Francisco Porto Ribeiro é sócio da Associação Abraço e colabora como voluntário na Direcção e na Comissão Executiva desta instituição, onde assume a responsabilidade pelos serviços administrativos e financeiros. É também o principal responsável pelas iniciativas da Abraço na região norte do país. Nesta curta entrevista à Página, explica-nos porque razão considera que ainda se mantém a ?ignorância social? sobre este assunto e porque acusa a classe política de querer continuar a ?negar a realidade?.
Francisco Porto Ribeiro, da Associação Abraço, traça retrato crítico
Segundo dados do Centro Europeu para a Vigilância Epidemiológica da Sida, a taxa de incidência de sida na União Europeia (UE) decresceu 45% entre 1992 e 1998. Apenas em Portugal se assistiu a um acréscimo desta taxa, que, aliás, quase duplicou. Nessa altura ela era de 81,8 por cada milhão de habitantes. Qual tem sido a evolução desde essa altura?
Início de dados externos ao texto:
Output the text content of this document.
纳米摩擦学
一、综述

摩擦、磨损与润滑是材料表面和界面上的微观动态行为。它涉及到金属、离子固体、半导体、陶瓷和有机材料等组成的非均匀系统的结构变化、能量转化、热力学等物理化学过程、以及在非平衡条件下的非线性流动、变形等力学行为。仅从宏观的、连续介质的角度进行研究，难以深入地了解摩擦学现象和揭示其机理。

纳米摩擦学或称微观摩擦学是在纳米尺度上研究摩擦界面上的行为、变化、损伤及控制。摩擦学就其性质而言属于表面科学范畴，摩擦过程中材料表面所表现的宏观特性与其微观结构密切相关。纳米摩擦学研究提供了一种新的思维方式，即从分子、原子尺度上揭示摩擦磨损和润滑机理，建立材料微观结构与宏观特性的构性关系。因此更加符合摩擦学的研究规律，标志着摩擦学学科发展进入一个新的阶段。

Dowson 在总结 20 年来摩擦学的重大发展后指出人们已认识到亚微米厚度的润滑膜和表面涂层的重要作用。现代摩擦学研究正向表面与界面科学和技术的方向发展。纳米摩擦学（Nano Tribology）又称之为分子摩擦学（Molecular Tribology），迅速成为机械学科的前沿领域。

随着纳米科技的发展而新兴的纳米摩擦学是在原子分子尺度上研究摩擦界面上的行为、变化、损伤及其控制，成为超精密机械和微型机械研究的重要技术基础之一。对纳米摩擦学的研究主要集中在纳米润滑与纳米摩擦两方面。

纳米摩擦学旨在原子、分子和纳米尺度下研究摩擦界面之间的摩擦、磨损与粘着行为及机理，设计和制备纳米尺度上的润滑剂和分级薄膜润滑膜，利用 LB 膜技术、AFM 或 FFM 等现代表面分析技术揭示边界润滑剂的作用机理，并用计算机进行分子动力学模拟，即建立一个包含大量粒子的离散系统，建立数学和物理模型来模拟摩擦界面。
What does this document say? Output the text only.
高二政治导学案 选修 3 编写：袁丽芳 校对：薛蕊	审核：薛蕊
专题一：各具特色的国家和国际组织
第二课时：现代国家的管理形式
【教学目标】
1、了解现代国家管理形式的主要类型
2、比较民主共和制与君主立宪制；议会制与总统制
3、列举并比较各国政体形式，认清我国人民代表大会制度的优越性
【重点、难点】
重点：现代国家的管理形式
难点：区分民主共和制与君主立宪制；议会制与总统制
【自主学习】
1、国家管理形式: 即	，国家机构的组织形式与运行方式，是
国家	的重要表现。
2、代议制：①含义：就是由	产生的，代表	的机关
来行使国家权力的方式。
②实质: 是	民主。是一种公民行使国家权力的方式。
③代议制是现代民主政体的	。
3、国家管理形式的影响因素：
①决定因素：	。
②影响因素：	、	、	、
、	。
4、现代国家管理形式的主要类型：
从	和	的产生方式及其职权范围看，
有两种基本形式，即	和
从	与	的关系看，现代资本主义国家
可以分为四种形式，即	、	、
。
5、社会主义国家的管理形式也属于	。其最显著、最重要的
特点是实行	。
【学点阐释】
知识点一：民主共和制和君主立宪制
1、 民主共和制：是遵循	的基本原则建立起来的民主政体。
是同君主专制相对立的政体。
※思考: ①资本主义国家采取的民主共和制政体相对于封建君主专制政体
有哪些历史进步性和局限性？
Ao analisar os dados a que faz referência, é necessário contextualizá-los no tempo e no espaço, ou seja, atender ao factor cultural na época e ao que ele é hoje. Nesse sentido, não me parece despropositado considerar o impacto do aumento da informação, bem como o papel da comunicação social na revelação de situações sociais que antes estariam escondidas ou na aferição de dados que anteriormente, por desinteresse político, não eram considerados. O aumento verificado durante esse período só poderá espantar quem não conhece a fundo esta questão ou quem discute o assunto com base num critério nada fidedigno. A verdade é que inúmeras associações e especialistas da área sempre tentaram trazer a público a necessidade de se aferirem números reais, de casos concretos, apurados por quem está no terreno. Um dos casos concretos a que me refiro, e que contribui para o aumento da taxa de incidência do HIV, é a falta de assistência médica aos emigrantes ilegais, o que contraria a própria legislação comunitária, que defende o direito de acesso a cuidados médicos, quer se trate de cidadãos nacionais ou não. Depois, existe também a ideia de que o vírus praticamente se limita aos grupos de risco, hoje um mito, mas que em determinada altura se revelou oportuno para estudar a evolução dos casos. Hoje, falar em grupos de risco demonstra, acima de tudo, ignorância sobre este assunto, já que o que existe são comportamentos de risco, independentemente das tendências sexuais, da raça, do credo, da língua, actividade profissional ou qualquer outro factor. Quanto à pergunta concreta que me faz, e apesar de não haver consenso sobre os dados estatísticos, penso que actualmente nos aproximamos bastante dos números reais, cujo crescimento estagnou ou, no mínimo, se atenuou, denotando um controlo relativo da situação. O que não diminuiu foi a ignorância social.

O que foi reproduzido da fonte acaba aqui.